Recently, Marianne Williamson, the very definition of a fringe candidate, was the subject of a slew of puff pieces from The
New York Times not to mention an
in-depth profile from The New Yorker Radio Hour. Andrew Yang, though not a fringe candidate is certainly a marginal one, yet he too has been receiving a disproportionate amount of coverage lately.
How does this compare to the handling of marginal candidates in the last presidential election?
[UPDATE: Brad DeLong found an arguably
more embarrassing example from
the National Journal.]
This may be the best example of
New York Times political reporting you will see you all day.
It started as a standard narrative journalism/puff piece. Amy Chozick
and Trip Gabriel used a handful of anecdotes and a couple of
well-received speeches to build a breathless account of political
underdog Carly Fiorina surging toward the lead.
Hack political writers love this narrative. They also gravitate toward
positive stories about candidates with whom they are comfortable. When I
say "comfortable" I am talking about culture not politics. I will try
to back this up in future posts, but I have long argued that left/right
biases are far less common than more significant biases involving class,
race, religion, region, education, etc. While the
New York Times
probably disagrees with most of Fiorina's politics, they are more than
comfortable with almost everything else about her, from her
prominent family to her CEO background to her wealth and extravagant lifestyle.
So far, all of this is just another day at the office for
the New York Times election beat. Soon after the piece ran, however,
people started to notice
that the writers had really buried their lede. Deep in the story, it
was revealed that Fiorina's surge was not quite as substantial as the
headline suggested.
From paragraph 8 (as pointed out by
Duncan Black):
While supporters in Iowa noted that she had doubled her standing in
state polls, it was a statistically insignificant change from 1 percent
to 2 percent, according to a Quinnipiac University Poll released May 6.
(That may seem piddling, but the same poll had Mr. Santorum, who won the
Iowa caucuses in 2012, also at 2 percent, while 5 percent supported Mr.
Bush.)
It is one thing to have a paragraph in the middle of your story that
completely undercuts your premise; it is quite another to have people
point out a paragraph in the middle of your story that completely
undercuts your premise. A quick rewrite was definitely in order.
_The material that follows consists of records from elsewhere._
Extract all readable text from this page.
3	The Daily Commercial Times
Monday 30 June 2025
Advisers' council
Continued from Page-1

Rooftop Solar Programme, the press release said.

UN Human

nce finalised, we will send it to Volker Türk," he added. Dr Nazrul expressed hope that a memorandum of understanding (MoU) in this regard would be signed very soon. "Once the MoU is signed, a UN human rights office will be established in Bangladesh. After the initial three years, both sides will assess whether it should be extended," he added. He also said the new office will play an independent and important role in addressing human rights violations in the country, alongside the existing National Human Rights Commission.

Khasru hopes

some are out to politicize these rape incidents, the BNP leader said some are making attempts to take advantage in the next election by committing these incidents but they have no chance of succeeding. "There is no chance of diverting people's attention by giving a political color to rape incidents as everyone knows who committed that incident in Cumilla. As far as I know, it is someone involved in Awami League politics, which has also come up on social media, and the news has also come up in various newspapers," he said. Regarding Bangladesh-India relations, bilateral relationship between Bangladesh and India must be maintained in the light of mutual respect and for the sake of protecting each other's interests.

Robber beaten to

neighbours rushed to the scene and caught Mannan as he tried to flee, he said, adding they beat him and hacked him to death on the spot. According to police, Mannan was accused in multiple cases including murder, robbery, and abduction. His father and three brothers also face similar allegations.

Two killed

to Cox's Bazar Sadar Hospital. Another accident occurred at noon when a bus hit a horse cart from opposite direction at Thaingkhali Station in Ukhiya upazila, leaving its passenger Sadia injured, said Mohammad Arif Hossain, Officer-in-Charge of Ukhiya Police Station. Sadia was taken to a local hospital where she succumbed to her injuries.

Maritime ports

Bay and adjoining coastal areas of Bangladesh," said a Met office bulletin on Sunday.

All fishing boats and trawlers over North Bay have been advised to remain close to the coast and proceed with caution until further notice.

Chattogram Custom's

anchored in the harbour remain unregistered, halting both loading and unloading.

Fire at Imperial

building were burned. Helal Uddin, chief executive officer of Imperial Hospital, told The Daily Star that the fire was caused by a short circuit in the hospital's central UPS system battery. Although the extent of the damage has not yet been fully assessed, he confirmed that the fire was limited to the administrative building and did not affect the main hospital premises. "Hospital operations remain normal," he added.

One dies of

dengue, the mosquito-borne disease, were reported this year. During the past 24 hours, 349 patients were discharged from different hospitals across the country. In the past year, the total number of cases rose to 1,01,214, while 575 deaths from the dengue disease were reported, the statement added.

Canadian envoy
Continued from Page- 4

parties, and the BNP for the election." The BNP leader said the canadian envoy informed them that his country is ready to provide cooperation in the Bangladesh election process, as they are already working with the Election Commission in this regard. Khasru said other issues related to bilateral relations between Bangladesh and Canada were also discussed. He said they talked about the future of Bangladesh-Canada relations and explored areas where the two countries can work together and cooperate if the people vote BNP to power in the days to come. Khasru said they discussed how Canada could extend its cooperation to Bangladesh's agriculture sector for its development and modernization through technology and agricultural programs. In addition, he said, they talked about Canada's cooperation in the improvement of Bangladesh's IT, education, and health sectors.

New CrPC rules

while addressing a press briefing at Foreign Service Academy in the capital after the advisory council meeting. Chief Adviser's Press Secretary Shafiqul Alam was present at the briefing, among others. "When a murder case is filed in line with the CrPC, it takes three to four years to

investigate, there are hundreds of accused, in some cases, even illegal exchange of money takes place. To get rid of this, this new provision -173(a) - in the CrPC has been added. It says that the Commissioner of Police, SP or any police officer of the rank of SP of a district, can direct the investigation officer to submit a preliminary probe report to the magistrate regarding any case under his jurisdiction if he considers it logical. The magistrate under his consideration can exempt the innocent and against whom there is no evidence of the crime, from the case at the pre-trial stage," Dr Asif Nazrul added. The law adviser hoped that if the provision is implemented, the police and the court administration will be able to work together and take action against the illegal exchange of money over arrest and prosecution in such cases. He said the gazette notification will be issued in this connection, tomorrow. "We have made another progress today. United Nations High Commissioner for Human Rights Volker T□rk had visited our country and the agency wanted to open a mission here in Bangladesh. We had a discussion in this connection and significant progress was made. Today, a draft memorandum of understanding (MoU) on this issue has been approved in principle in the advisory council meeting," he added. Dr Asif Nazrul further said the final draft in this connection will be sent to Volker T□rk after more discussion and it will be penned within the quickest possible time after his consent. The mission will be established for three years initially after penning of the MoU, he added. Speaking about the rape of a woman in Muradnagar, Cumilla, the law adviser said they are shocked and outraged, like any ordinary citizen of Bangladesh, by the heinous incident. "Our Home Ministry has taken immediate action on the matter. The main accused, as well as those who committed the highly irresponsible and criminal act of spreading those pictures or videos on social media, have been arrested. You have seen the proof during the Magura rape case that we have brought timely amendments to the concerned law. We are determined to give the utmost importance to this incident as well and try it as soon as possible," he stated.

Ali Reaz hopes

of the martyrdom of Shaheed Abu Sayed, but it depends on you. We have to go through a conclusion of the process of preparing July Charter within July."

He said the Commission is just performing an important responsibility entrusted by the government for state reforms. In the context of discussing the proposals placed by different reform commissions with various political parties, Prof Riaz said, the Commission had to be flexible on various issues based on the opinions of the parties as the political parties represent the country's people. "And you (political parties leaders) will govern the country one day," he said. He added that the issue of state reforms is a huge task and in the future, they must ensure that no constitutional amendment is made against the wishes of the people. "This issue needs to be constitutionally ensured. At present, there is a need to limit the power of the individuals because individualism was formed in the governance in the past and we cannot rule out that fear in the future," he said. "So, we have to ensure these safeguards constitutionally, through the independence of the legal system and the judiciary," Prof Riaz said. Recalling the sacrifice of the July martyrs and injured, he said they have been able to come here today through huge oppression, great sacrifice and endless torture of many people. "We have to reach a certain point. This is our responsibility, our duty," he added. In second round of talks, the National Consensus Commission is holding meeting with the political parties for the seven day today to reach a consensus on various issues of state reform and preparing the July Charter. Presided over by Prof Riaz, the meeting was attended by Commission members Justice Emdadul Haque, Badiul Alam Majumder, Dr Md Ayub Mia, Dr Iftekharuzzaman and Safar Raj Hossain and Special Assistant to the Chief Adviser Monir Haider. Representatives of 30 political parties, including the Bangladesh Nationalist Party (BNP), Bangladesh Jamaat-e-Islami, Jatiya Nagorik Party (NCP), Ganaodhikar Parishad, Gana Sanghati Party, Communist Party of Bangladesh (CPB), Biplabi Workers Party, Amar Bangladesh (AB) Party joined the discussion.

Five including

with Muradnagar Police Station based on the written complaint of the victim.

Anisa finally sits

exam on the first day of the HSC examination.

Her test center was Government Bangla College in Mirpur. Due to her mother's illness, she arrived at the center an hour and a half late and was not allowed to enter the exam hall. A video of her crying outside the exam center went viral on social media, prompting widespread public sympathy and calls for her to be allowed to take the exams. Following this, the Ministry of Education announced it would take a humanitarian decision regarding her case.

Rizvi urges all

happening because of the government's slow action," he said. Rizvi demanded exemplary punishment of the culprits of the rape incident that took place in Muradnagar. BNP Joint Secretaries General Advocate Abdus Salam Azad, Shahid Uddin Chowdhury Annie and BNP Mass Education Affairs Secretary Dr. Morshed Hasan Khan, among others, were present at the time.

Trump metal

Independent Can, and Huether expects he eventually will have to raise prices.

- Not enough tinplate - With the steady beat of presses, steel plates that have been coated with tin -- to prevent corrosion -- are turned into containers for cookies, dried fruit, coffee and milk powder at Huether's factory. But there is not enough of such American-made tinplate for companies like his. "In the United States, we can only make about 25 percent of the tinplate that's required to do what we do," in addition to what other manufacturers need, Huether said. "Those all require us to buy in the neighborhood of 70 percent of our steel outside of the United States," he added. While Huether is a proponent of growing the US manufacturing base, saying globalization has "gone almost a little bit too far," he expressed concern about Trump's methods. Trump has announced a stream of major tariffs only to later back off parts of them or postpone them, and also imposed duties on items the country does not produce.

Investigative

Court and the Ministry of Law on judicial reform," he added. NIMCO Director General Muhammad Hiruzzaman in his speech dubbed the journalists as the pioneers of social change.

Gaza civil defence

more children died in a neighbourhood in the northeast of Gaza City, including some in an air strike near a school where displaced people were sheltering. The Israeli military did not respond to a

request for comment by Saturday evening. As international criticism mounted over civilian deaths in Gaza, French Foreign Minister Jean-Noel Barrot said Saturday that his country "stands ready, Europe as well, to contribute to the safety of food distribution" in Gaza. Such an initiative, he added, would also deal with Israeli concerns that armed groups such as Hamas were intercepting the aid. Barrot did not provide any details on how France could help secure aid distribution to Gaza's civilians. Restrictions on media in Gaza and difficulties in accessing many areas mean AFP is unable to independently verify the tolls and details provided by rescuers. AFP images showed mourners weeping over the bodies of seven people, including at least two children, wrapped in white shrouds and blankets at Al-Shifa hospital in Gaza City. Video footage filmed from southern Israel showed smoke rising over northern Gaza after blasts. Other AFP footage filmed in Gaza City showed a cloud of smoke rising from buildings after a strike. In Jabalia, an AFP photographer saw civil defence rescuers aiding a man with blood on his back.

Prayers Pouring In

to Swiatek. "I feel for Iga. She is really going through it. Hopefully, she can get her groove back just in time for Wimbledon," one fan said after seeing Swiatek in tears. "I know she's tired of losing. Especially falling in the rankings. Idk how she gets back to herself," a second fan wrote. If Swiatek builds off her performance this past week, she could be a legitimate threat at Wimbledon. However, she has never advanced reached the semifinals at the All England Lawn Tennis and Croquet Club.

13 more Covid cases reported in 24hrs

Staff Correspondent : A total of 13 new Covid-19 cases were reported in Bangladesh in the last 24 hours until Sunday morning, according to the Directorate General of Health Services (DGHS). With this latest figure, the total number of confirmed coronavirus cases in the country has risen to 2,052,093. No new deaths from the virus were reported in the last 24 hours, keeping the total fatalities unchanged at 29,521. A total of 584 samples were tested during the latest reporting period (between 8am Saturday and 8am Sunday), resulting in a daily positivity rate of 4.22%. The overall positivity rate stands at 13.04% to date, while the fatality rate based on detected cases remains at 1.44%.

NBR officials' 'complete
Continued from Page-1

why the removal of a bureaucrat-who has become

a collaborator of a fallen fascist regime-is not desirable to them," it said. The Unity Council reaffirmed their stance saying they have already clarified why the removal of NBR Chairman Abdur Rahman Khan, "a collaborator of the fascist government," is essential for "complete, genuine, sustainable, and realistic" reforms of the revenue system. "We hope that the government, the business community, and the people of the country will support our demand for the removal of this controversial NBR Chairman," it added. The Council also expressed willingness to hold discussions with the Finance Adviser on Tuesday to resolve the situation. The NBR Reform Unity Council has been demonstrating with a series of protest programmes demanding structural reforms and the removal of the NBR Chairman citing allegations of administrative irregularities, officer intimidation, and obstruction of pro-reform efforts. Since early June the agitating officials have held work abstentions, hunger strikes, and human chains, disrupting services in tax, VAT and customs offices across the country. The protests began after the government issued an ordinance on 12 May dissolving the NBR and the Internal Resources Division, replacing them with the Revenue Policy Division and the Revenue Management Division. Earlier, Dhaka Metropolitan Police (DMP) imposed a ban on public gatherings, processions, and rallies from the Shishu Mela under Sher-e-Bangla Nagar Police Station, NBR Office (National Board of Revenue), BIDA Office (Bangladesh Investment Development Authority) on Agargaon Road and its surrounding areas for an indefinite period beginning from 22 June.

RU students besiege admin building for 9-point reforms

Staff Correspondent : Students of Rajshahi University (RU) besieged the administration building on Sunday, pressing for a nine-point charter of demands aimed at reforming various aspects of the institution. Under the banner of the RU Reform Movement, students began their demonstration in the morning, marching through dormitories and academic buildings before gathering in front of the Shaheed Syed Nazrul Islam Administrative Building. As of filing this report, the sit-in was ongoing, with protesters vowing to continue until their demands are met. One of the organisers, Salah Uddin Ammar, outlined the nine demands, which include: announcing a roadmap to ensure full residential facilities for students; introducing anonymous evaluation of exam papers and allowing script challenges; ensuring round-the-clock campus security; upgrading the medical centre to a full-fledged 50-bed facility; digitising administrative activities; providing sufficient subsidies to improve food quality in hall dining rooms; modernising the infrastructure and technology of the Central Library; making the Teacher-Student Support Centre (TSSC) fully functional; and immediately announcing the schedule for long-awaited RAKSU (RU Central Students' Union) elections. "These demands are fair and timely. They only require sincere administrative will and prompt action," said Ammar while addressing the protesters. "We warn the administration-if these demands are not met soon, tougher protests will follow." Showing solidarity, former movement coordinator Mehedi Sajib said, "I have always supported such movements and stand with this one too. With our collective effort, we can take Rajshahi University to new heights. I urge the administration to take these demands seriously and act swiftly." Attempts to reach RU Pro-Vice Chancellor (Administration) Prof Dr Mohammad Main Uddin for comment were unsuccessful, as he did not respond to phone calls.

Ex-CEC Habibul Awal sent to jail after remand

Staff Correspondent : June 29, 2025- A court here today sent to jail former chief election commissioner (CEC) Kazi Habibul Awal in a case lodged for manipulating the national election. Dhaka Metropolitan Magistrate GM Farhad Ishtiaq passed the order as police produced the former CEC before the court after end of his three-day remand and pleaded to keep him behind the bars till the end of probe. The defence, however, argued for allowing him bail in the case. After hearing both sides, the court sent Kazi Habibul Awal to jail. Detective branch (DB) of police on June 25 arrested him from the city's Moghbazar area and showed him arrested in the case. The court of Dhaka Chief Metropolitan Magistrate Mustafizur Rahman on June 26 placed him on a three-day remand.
The resulting headline doesn't make a lot of sense -- if the polls are a
reflection of the state's voters, Iowans appear to be swoon-shrugging
over Fiorina -- but it does partially inoculate the story from further
mockery.
Of course, the NYT has standards. They don't just rewrite a published
story without even acknowledging it. The original headline is right
there at the bottom of the page.
In small print and pale gray letters.